В эту ночь я ложусь, не раздеваясь. Несмотря на утешения Нели и других, я не верю в чудо. Лежу без сна, не отрывая глаз от дверей. В висках у меня стучит. Я сжимаю в руке карточку матери. Мне так жаль расставаться с жизнью, а ведь все месяцы, проведенные здесь, мне казалось, что я ею совсем не дорожу.
В напряженном ожидании медленно проходит час за часом. При малейшем шорохе я вскакиваю. Нет, это только сентябрьский ветер шевелит сухую листву орешника, маскирующего ограду крематориев. Мысленно прощаюсь со всем, что любила. До конца понимаю бессмысленность своего существования. Значит, затем я перенесла тиф, лагерную грязь, апели, чтобы теперь, когда близится освобождение…

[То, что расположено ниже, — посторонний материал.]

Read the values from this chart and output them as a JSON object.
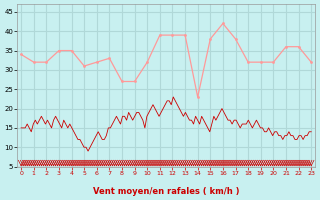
{
  "xlabel": "Vent moyen/en rafales ( km/h )",
  "bg_color": "#c8f0f0",
  "grid_color": "#b0d8d8",
  "rafales_color": "#ff9999",
  "vent_color": "#cc0000",
  "arrow_color": "#cc0000",
  "xlabel_color": "#cc0000",
  "tick_color": "#cc0000",
  "ylim": [
    5,
    47
  ],
  "yticks": [
    5,
    10,
    15,
    20,
    25,
    30,
    35,
    40,
    45
  ],
  "xticks": [
    0,
    1,
    2,
    3,
    4,
    5,
    6,
    7,
    8,
    9,
    10,
    11,
    12,
    13,
    14,
    15,
    16,
    17,
    18,
    19,
    20,
    21,
    22,
    23
  ],
  "rafales": [
    34,
    32,
    32,
    35,
    35,
    31,
    32,
    33,
    27,
    27,
    32,
    39,
    39,
    39,
    23,
    38,
    42,
    38,
    32,
    32,
    32,
    36,
    36,
    32
  ],
  "vent_moyen": [
    15,
    15,
    15,
    16,
    15,
    14,
    16,
    17,
    16,
    17,
    18,
    17,
    16,
    17,
    16,
    15,
    17,
    18,
    17,
    16,
    15,
    17,
    16,
    15,
    16,
    15,
    14,
    13,
    12,
    12,
    11,
    10,
    10,
    9,
    10,
    11,
    12,
    13,
    14,
    13,
    12,
    12,
    13,
    15,
    15,
    16,
    17,
    18,
    17,
    16,
    18,
    18,
    17,
    19,
    18,
    17,
    18,
    19,
    19,
    18,
    17,
    15,
    18,
    19,
    20,
    21,
    20,
    19,
    18,
    19,
    20,
    21,
    22,
    22,
    21,
    23,
    22,
    21,
    20,
    19,
    18,
    19,
    18,
    17,
    17,
    16,
    18,
    17,
    16,
    18,
    17,
    16,
    15,
    14,
    16,
    18,
    17,
    18,
    19,
    20,
    19,
    18,
    17,
    17,
    16,
    17,
    17,
    16,
    15,
    16,
    16,
    16,
    17,
    16,
    15,
    16,
    17,
    16,
    15,
    15,
    14,
    14,
    15,
    14,
    13,
    14,
    14,
    13,
    13,
    12,
    13,
    13,
    14,
    13,
    13,
    12,
    12,
    13,
    13,
    12,
    13,
    13,
    14,
    14
  ]
}
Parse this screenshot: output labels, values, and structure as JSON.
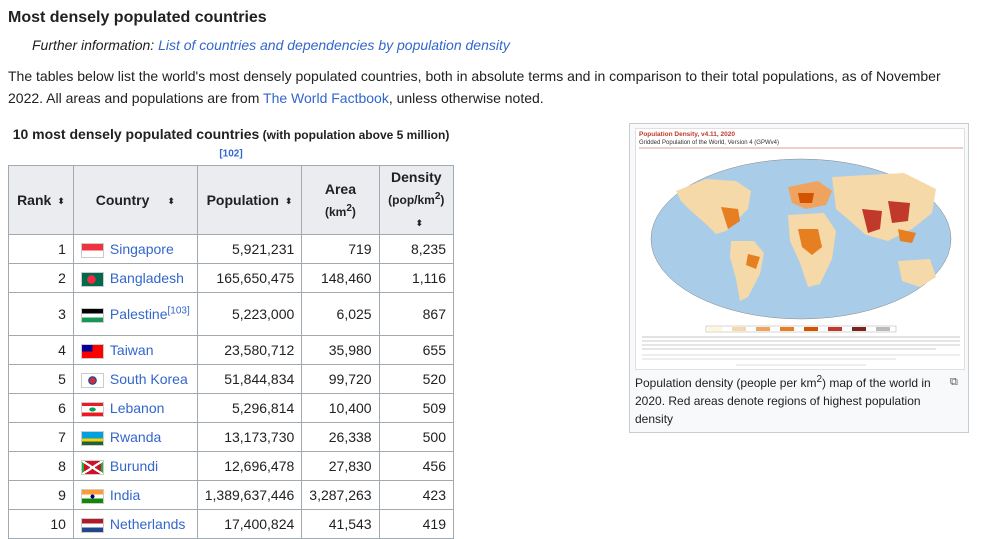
{
  "heading": "Most densely populated countries",
  "hatnote": {
    "prefix": "Further information: ",
    "link": "List of countries and dependencies by population density"
  },
  "intro": {
    "before": "The tables below list the world's most densely populated countries, both in absolute terms and in comparison to their total populations, as of November 2022. All areas and populations are from ",
    "link": "The World Factbook",
    "after": ", unless otherwise noted."
  },
  "table": {
    "caption": "10 most densely populated countries",
    "caption_small": " (with population above 5 million)",
    "caption_ref": "[102]",
    "headers": {
      "rank": "Rank",
      "country": "Country",
      "population": "Population",
      "area": "Area",
      "area_unit": "(km",
      "density": "Density",
      "density_unit": "(pop/km",
      "sq": "2",
      "close": ")"
    },
    "sort_icon": "⬍",
    "rows": [
      {
        "rank": "1",
        "country": "Singapore",
        "ref": "",
        "population": "5,921,231",
        "area": "719",
        "density": "8,235"
      },
      {
        "rank": "2",
        "country": "Bangladesh",
        "ref": "",
        "population": "165,650,475",
        "area": "148,460",
        "density": "1,116"
      },
      {
        "rank": "3",
        "country": "Palestine",
        "ref": "[103]",
        "population": "5,223,000",
        "area": "6,025",
        "density": "867"
      },
      {
        "rank": "4",
        "country": "Taiwan",
        "ref": "",
        "population": "23,580,712",
        "area": "35,980",
        "density": "655"
      },
      {
        "rank": "5",
        "country": "South Korea",
        "ref": "",
        "population": "51,844,834",
        "area": "99,720",
        "density": "520"
      },
      {
        "rank": "6",
        "country": "Lebanon",
        "ref": "",
        "population": "5,296,814",
        "area": "10,400",
        "density": "509"
      },
      {
        "rank": "7",
        "country": "Rwanda",
        "ref": "",
        "population": "13,173,730",
        "area": "26,338",
        "density": "500"
      },
      {
        "rank": "8",
        "country": "Burundi",
        "ref": "",
        "population": "12,696,478",
        "area": "27,830",
        "density": "456"
      },
      {
        "rank": "9",
        "country": "India",
        "ref": "",
        "population": "1,389,637,446",
        "area": "3,287,263",
        "density": "423"
      },
      {
        "rank": "10",
        "country": "Netherlands",
        "ref": "",
        "population": "17,400,824",
        "area": "41,543",
        "density": "419"
      }
    ]
  },
  "thumb": {
    "map_title": "Population Density, v4.11, 2020",
    "map_subtitle": "Gridded Population of the World, Version 4 (GPWv4)",
    "caption_before": "Population density (people per km",
    "caption_sq": "2",
    "caption_after": ") map of the world in 2020. Red areas denote regions of highest population density",
    "enlarge_icon": "⧉"
  },
  "colors": {
    "link": "#3366cc",
    "header_bg": "#eaecf0",
    "border": "#a2a9b1"
  }
}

Ночь на исходе. За оконной решеткой сумерки рассвета. В бараке вспыхивает лампочка. Бася приоткрывает один глаз.
— Ну… никто не был, не приходили?
Не могу удержаться от смеха.
— Наоборот, были, но не хотели будить тебя. Потихоньку забрали меня и убили.

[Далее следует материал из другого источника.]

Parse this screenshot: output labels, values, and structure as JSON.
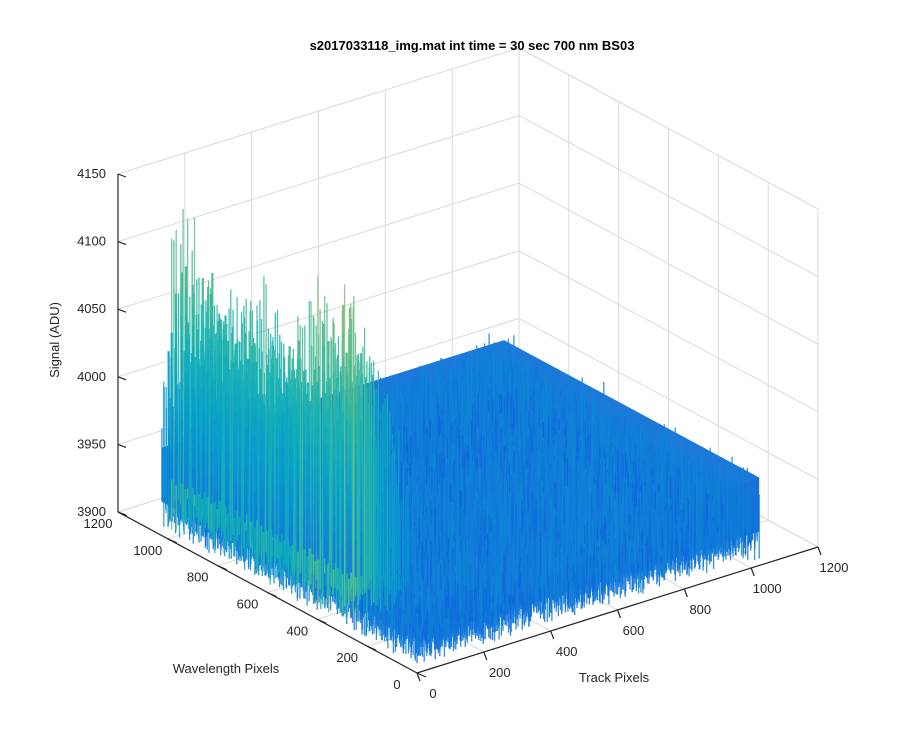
{
  "chart_data": {
    "type": "surface",
    "title": "s2017033118_img.mat int time = 30 sec  700 nm BS03",
    "xlabel": "Track Pixels",
    "ylabel": "Wavelength Pixels",
    "zlabel": "Signal (ADU)",
    "xlim": [
      0,
      1200
    ],
    "ylim": [
      0,
      1200
    ],
    "zlim": [
      3900,
      4150
    ],
    "xticks": [
      "0",
      "200",
      "400",
      "600",
      "800",
      "1000",
      "1200"
    ],
    "yticks": [
      "0",
      "200",
      "400",
      "600",
      "800",
      "1000",
      "1200"
    ],
    "zticks": [
      "3900",
      "3950",
      "4000",
      "4050",
      "4100",
      "4150"
    ],
    "grid": true,
    "colormap": "parula",
    "surface_extent": {
      "x": [
        0,
        1024
      ],
      "y": [
        0,
        1024
      ]
    },
    "baseline_signal": 3950,
    "noise_amplitude": 15,
    "peak_lines": [
      {
        "y": 1020,
        "peak": 4062
      },
      {
        "y": 985,
        "peak": 4115
      },
      {
        "y": 950,
        "peak": 4095
      },
      {
        "y": 915,
        "peak": 4080
      },
      {
        "y": 880,
        "peak": 4110
      },
      {
        "y": 845,
        "peak": 4075
      },
      {
        "y": 810,
        "peak": 4085
      },
      {
        "y": 775,
        "peak": 4080
      },
      {
        "y": 740,
        "peak": 4090
      },
      {
        "y": 705,
        "peak": 4100
      },
      {
        "y": 670,
        "peak": 4085
      },
      {
        "y": 635,
        "peak": 4090
      },
      {
        "y": 600,
        "peak": 4080
      },
      {
        "y": 565,
        "peak": 4095
      },
      {
        "y": 530,
        "peak": 4090
      },
      {
        "y": 495,
        "peak": 4100
      },
      {
        "y": 460,
        "peak": 4105
      },
      {
        "y": 425,
        "peak": 4120
      },
      {
        "y": 390,
        "peak": 4140
      },
      {
        "y": 355,
        "peak": 4130
      },
      {
        "y": 320,
        "peak": 4145
      },
      {
        "y": 285,
        "peak": 4120
      }
    ]
  }
}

Бася начинает громко припевать, нарушая тишину еще не проснувшегося барака:
— Глупая Кристя, глупая Кристя, не придут, не придут, будешь жить, будешь жить…
После нескольких дней волнений появляется надежда. Наконец получаю записку от Вали: «Алинка Обрончкевич на вопрос, кто написал стихи, решительно заявила, что Луция Харевич, умершая в 1943 году. Я уверена, что она не изменит показания. Тебе везет, Кристя. Прошу тебя, напиши что-нибудь красивое. Какая радость, что оберка и остальные ведьмы прочли, что мы о них думаем. Обе допрошенные поедут со штрафным транспортом. Теперь это для них, может быть, и лучше».